Growing up, there were groups of friends I thought I belonged to at the time. I felt close to them because of proximity, convenience, and shared experiences. But then, I realized I never belonged in the way that matters most – around support and genuine love.
How do you create, and nurture, true belonging? Does it require physical proximity? Consistency of communication? Or less frequent, but meaningful exchanges of support and love? Can you belong to friends in heart and spirit, even though you may not talk as much as you used to?
I guess the definition doesn’t matter as much as how you feel.
When you truly connect with someone, the distance doesn’t matter. And it’s possible to connect deeply with a special soul in very little time.
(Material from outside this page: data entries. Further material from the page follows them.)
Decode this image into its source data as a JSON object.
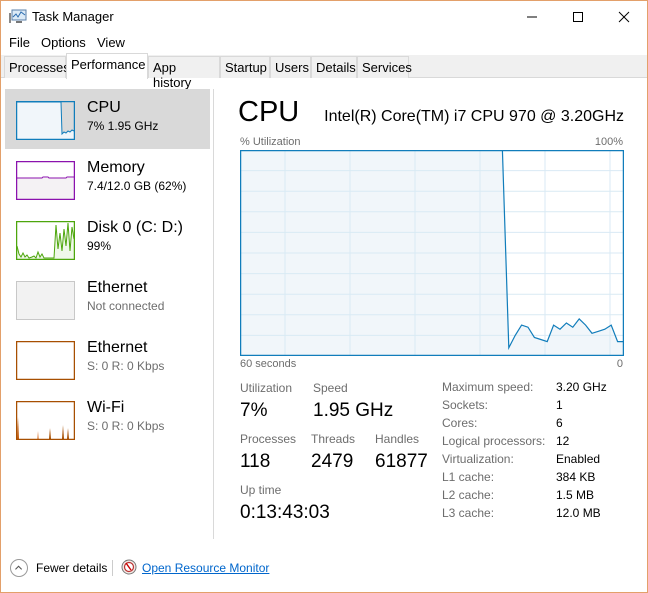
{
  "window": {
    "title": "Task Manager",
    "controls": {
      "minimize": "—",
      "maximize": "☐",
      "close": "✕"
    }
  },
  "menu": [
    "File",
    "Options",
    "View"
  ],
  "tabs": [
    {
      "label": "Processes",
      "active": false
    },
    {
      "label": "Performance",
      "active": true
    },
    {
      "label": "App history",
      "active": false
    },
    {
      "label": "Startup",
      "active": false
    },
    {
      "label": "Users",
      "active": false
    },
    {
      "label": "Details",
      "active": false
    },
    {
      "label": "Services",
      "active": false
    }
  ],
  "sidebar": {
    "items": [
      {
        "name": "CPU",
        "sub": "7%  1.95 GHz",
        "color": "#117dbb",
        "fill": "#f1f6fa",
        "selected": true
      },
      {
        "name": "Memory",
        "sub": "7.4/12.0 GB (62%)",
        "color": "#8b12ae",
        "fill": "#f4f2f4",
        "selected": false
      },
      {
        "name": "Disk 0 (C: D:)",
        "sub": "99%",
        "color": "#4da60c",
        "fill": "#eff7e9",
        "selected": false
      },
      {
        "name": "Ethernet",
        "sub": "Not connected",
        "color": "#c8c8c8",
        "fill": "#f2f2f2",
        "selected": false
      },
      {
        "name": "Ethernet",
        "sub": "S: 0  R: 0 Kbps",
        "color": "#a74f01",
        "fill": "#ffffff",
        "selected": false
      },
      {
        "name": "Wi-Fi",
        "sub": "S: 0  R: 0 Kbps",
        "color": "#a74f01",
        "fill": "#ffffff",
        "selected": false
      }
    ]
  },
  "main": {
    "title": "CPU",
    "model": "Intel(R) Core(TM) i7 CPU 970 @ 3.20GHz",
    "graph_label_top_left": "% Utilization",
    "graph_label_top_right": "100%",
    "graph_label_bottom_left": "60 seconds",
    "graph_label_bottom_right": "0",
    "stats": {
      "utilization_label": "Utilization",
      "utilization": "7%",
      "speed_label": "Speed",
      "speed": "1.95 GHz",
      "processes_label": "Processes",
      "processes": "118",
      "threads_label": "Threads",
      "threads": "2479",
      "handles_label": "Handles",
      "handles": "61877",
      "uptime_label": "Up time",
      "uptime": "0:13:43:03"
    },
    "details": [
      {
        "label": "Maximum speed:",
        "value": "3.20 GHz"
      },
      {
        "label": "Sockets:",
        "value": "1"
      },
      {
        "label": "Cores:",
        "value": "6"
      },
      {
        "label": "Logical processors:",
        "value": "12"
      },
      {
        "label": "Virtualization:",
        "value": "Enabled"
      },
      {
        "label": "L1 cache:",
        "value": "384 KB"
      },
      {
        "label": "L2 cache:",
        "value": "1.5 MB"
      },
      {
        "label": "L3 cache:",
        "value": "12.0 MB"
      }
    ]
  },
  "footer": {
    "fewer_details": "Fewer details",
    "resource_monitor": "Open Resource Monitor"
  },
  "chart_data": {
    "type": "area",
    "title": "% Utilization",
    "xlabel": "60 seconds",
    "ylabel": "% Utilization",
    "xlim": [
      60,
      0
    ],
    "ylim": [
      0,
      100
    ],
    "grid": true,
    "series": [
      {
        "name": "CPU",
        "color": "#117dbb",
        "fill": "#f1f6fa",
        "x": [
          60,
          59,
          58,
          57,
          56,
          55,
          54,
          53,
          52,
          51,
          50,
          49,
          48,
          47,
          46,
          45,
          44,
          43,
          42,
          41,
          40,
          39,
          38,
          37,
          36,
          35,
          34,
          33,
          32,
          31,
          30,
          29,
          28,
          27,
          26,
          25,
          24,
          23,
          22,
          21,
          20,
          19,
          18,
          17,
          16,
          15,
          14,
          13,
          12,
          11,
          10,
          9,
          8,
          7,
          6,
          5,
          4,
          3,
          2,
          1,
          0
        ],
        "values": [
          100,
          100,
          100,
          100,
          100,
          100,
          100,
          100,
          100,
          100,
          100,
          100,
          100,
          100,
          100,
          100,
          100,
          100,
          100,
          100,
          100,
          100,
          100,
          100,
          100,
          100,
          100,
          100,
          100,
          100,
          100,
          100,
          100,
          100,
          100,
          100,
          100,
          100,
          100,
          100,
          100,
          100,
          4,
          10,
          15,
          14,
          9,
          8,
          7,
          15,
          13,
          16,
          14,
          18,
          15,
          11,
          12,
          13,
          15,
          7,
          7
        ]
      }
    ]
  }
}
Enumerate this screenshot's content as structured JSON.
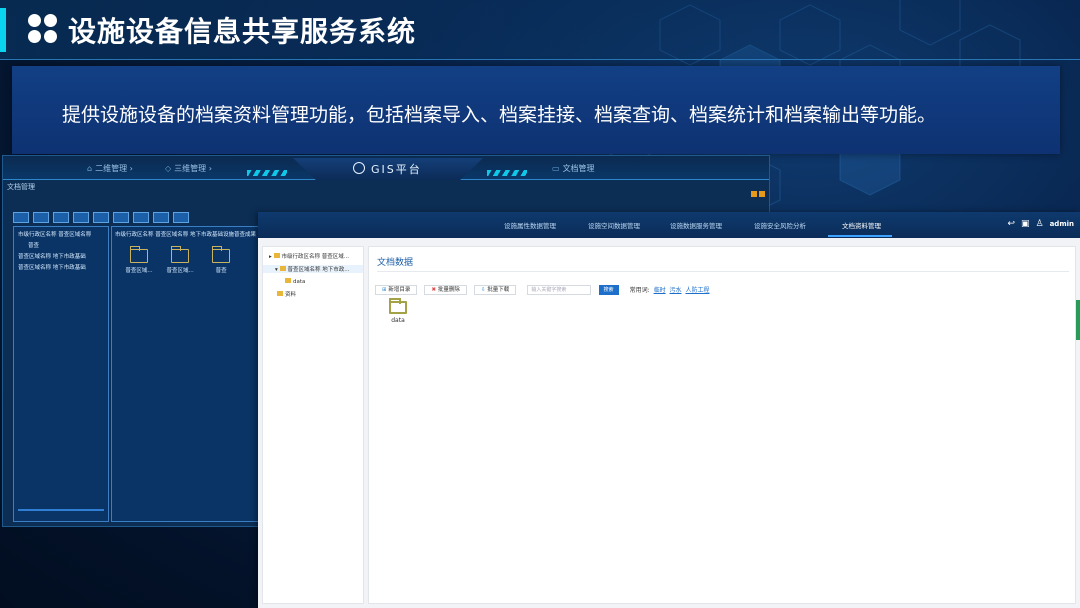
{
  "slide": {
    "title": "设施设备信息共享服务系统",
    "description": "提供设施设备的档案资料管理功能，包括档案导入、档案挂接、档案查询、档案统计和档案输出等功能。"
  },
  "gis": {
    "nav_left": [
      "二维管理",
      "三维管理"
    ],
    "platform_title": "GIS平台",
    "nav_right": [
      "文档管理"
    ],
    "window_title": "文档管理",
    "toolbar_buttons": [
      "",
      "",
      "",
      "",
      "",
      "",
      "",
      "",
      ""
    ],
    "tree": [
      "市级行政区名称 普查区域名称",
      "普查",
      "普查区域名称 地下市政基础",
      "普查区域名称 地下市政基础"
    ],
    "path": "市级行政区名称 普查区域名称 地下市政基础设施普查成果",
    "folders": [
      "普查区域...",
      "普查区域...",
      "普查"
    ]
  },
  "doc": {
    "nav": [
      "设施属性数据管理",
      "设施空间数据管理",
      "设施数据服务管理",
      "设施安全风险分析",
      "文档资料管理"
    ],
    "active_nav": "文档资料管理",
    "user": "admin",
    "tree": [
      "市级行政区名称 普查区域...",
      "普查区域名称 地下市政...",
      "data",
      "资料"
    ],
    "section_title": "文档数据",
    "buttons": {
      "new_dir": "新增目录",
      "batch_delete": "批量删除",
      "batch_download": "批量下载"
    },
    "search_placeholder": "输入关键字搜索",
    "search_button": "搜索",
    "common_label": "常用词:",
    "common_words": [
      "临时",
      "污水",
      "人防工程"
    ],
    "files": [
      "data"
    ]
  },
  "colors": {
    "accent_cyan": "#0ad3f0",
    "banner_blue": "#123f85",
    "doc_primary": "#1e6fc9",
    "folder_olive": "#a3a247"
  }
}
A tight-knit community where you belong. Or a globe of communities and connections dispersed around the world. One is a kaleidoscope with brilliant colors concentrated and deep, and the other, an explosion of colors expanding with pockets of space in between.
Both are beautiful.
The second requires you to be still with yourself. You may spend more time alone. But alone is not the same as loneliness. It’s possible to be part of a group and still feel alone.
Belong to yourself first.
Create Home wherever you are.
Sit still by the ocean, completely alone. And you may realize you feel more loved and connected than ever before.
We don’t need to belong to one identity. When we belong to one race, one ideology, one religion, in a way that takes from the Other, that is not belonging.
When you remove the fears, you discover you’re already connected to everyone else. We’re all going through the same human experience.
Belonging is fluid. A mental state. A choice?
You may belong in some people’s hearts and have no awareness of it at all. Or hold people close in your heart without telling them so.
If someone belongs in your heart, let them know they have a home.
We belong to no one, and everyone, at once.